The Tuesday Tune Ep 17 - Moar Shimz (and what they do)
Alright, here it is; shim stacks. Shimmed valves are the most common form of high-performance valve in suspension dampers, and the raison d'être for many forums and indeed entire websites to exist. Some say they control the flow of oil, others say they are responsible for controlling the flow of karma throughout the cosmos. Being light, simple, compact, highly tunable and relatively cheap to manufacture, shimmed valves very often turn out to be the right tool for this particular job.
So what we've put together here is a very brief overview of the simplest form of a shimmed valve. Within this video are many technical omissions for the sake of simplicity so that we can focus on the very basics of a single-stage (non-crossover), unpreloaded, zero-float shim stack, and garner some insight into the way that the actual shims function.
We feel that the simplest way to understand a shim stack is as an unpreloaded spring holding a valve closed, and it is predominantly the stiffness of that spring that determines how much pressure it takes to open the valve a certain distance—this dictates the relationship between pressure drop (damping force) over the valve and volumetric flow rate (determined by shaft speed) through the valve. A shim stack of this configuration will deliver quite a linear force vs velocity characteristic over the majority of its operating range, up until the point at which it cannot open any further to increase the available flow area.
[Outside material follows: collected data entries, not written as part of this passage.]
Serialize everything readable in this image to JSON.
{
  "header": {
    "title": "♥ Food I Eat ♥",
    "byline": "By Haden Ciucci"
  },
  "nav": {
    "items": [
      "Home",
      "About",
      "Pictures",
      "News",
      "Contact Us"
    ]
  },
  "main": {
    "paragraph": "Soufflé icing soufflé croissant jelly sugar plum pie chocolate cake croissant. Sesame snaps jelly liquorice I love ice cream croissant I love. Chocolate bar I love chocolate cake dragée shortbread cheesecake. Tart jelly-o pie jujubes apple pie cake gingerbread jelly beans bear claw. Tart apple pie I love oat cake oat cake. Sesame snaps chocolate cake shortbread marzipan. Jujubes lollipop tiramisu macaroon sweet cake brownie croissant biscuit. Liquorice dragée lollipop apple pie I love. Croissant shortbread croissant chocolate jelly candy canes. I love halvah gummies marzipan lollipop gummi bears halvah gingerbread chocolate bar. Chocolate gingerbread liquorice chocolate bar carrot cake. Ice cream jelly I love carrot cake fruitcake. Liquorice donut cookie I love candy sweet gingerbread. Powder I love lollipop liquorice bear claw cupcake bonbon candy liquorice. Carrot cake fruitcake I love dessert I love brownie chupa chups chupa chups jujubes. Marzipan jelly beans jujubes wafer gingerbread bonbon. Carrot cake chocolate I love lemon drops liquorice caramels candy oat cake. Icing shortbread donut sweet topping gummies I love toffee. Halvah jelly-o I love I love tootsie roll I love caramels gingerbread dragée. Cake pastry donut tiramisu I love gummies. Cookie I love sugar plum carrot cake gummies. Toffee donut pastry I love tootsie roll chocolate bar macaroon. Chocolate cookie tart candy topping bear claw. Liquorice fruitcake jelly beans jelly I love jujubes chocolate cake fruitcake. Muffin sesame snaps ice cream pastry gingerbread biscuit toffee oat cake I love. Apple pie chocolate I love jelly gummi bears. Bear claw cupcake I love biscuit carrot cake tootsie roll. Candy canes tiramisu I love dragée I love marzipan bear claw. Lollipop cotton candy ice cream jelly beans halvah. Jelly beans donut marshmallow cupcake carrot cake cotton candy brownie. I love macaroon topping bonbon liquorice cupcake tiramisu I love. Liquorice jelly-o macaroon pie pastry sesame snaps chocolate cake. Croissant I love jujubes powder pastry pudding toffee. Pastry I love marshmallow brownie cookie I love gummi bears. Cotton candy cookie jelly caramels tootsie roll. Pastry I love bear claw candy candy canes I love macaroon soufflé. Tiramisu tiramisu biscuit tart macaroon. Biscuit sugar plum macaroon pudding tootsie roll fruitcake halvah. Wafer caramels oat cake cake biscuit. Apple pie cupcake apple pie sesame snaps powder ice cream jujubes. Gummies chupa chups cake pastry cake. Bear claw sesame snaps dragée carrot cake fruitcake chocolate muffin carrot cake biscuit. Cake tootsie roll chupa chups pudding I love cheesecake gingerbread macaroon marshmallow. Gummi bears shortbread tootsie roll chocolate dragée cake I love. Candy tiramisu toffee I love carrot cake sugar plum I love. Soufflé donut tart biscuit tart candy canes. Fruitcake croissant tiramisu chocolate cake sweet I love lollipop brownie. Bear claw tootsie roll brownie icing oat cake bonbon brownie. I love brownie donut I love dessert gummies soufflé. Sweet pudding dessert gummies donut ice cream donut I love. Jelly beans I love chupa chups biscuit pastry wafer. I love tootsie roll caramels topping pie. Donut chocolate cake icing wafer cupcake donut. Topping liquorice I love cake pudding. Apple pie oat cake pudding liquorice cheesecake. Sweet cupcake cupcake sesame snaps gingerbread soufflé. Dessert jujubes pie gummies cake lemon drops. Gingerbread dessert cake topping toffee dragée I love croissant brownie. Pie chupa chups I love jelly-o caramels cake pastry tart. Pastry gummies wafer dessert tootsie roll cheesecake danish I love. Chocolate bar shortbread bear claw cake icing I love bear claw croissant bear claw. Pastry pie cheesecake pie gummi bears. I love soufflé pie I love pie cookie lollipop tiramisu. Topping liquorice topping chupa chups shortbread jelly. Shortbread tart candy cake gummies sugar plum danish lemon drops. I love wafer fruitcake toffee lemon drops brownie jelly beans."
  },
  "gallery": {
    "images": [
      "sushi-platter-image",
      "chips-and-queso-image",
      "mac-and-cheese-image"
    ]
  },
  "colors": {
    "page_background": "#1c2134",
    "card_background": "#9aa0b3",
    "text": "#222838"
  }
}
Other variations on this type of valve can deliver substantially digressive or progressive curves, but we aren't covering those here.
This video certainly isn't comprehensive, it provides exactly nothing in the way of precise methods of calculation, and it makes many generalizations, simplifications, and omissions for the sake of explaining the stack's function and demands within a short video. However, hopefully, you'll find it interesting and informative one way or another.